I ask you, then, what the difference is between Console.WriteLine(Square.apply(2))
and Console.WriteLine(4)
. The answer is, there's no difference at all, for all intents are purposes. We could go through the entire program, replacing all instances of Square.apply(n)
with the value returned by Square.apply(n)
, and the results would be the exact same.
So what did Brian Beckman mean with his statement about replacing function calls with a table lookup? He was referring to this property of referentially transparent functions. If Square.apply(2)
can be replaced with 4
with no impact on program behaviour, then why not just cache the values when the first call is made, and put it in a table indexed by the arguments to the function. A lookup table for values of Square.apply(n)
would look somewhat like this:
n: 0 1 2 3 4 5 ...
Square.apply(n): 0 1 4 9 16 25 ...
And for any call to Square.apply(n)
, instead of calling the function, we can simply find the cached value for n in the table, and replace the function call with this value. It's fairly obvious that this will most likely bring about a large speed increase in the program.
There is a lovely trick in Mathematica that creates a table as a side-effect of evaluating function-calls-as-rewrite-rules. Consider the classic slow-fibonacci
fib[1] = 1
fib[2] = 1
fib[n_] := fib[n-1] + fib[n-2]
The first two lines create table entries for the inputs 1 and 2. This is exactly the same as saying
fibTable = {};
fibTable[1] = 1;
fibTable[2] = 1;
in JavaScript. The third line of Mathematica says "please install a rewrite rule that will replace any occurrence of fib[n_]
, after substituting the pattern variable n_
with the actual argument of the occurrence, with fib[n-1] + fib[n-2]
." The rewriter will iterate this procedure, and eventually produce the value of fib[n]

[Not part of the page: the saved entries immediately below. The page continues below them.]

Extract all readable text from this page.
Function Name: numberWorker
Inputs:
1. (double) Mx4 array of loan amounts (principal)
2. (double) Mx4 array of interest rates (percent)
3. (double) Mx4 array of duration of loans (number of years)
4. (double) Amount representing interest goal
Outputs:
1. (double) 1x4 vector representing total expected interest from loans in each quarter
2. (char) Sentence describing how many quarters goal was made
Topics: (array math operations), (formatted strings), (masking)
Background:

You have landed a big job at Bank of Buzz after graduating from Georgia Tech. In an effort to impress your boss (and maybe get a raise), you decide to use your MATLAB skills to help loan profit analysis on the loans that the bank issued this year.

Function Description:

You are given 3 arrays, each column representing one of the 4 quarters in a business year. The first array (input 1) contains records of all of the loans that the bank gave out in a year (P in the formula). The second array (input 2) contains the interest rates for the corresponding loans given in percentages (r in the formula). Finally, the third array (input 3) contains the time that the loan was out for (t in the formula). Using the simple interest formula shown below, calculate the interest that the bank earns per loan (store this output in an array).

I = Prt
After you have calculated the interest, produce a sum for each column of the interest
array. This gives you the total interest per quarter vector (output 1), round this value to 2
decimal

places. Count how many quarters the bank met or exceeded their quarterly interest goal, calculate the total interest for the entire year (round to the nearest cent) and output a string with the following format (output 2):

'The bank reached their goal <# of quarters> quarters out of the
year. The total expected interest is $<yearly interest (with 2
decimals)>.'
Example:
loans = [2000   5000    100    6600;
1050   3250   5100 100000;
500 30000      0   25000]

after an exponential number of rewrites. This is just like the recursive function-call form that we get in JavaScript with
function fib(n) {
var result = fibTable[n] || ( fib(n-1) + fib(n-2) );
return result;
}
Notice it checks the table first for the two values we have explicitly stored before making the recursive calls. The Mathematica evaluator does this check automatically, because the order of presentation of the rules is important -- Mathematica checks the more specific rules first and the more general rules later. That's why Mathematica has two assignment forms, =
and :=
: the former is for specific rules whose right-hand sides can be evaluated at the time the rule is defined; the latter is for general rules whose right-hand sides must be evaluated when the rule is applied.
Now, in Mathematica, if we say
fib[4]
it gets rewritten to
fib[3] + fib[2]
then to
fib[2] + fib[1] + 1
then to
1 + 1 + 1
and finally to 3, which does not change on the next rewrite. You can imagine that if we say fib[35]
, we will generate enormous expressions, fill up memory, and melt the CPU. But the trick is to replace the final rewrite rule with the following:
fib[n_] := fib[n] = fib[n-1] + fib[n-2]
This says "please replace every occurrence of fib[n_]
with an expression that will install a new specific rule for the value of fib[n]
and also produce the value." This one runs much faster because it expands the rule-base -- the table of values! -- at run time.
We can do likewise in JavaScript
function fib(n) {
var result = fibTable[n] || ( fib(n-1) + fib(n-2) );
fibTable[n] = result;
return result;
}
This runs MUCH faster than the prior definition of fib.
This is called "automemoization" [sic -- not "memorization" but "memoization" as in creating a memo for yourself].
Of course, in the real world, you must manage the sizes of the tables that get created. To inspect the tables in Mathematica, do
DownValues[fib]
To inspect them in JavaScript, do just
fibTable
in a REPL such as that supported by Node.JS.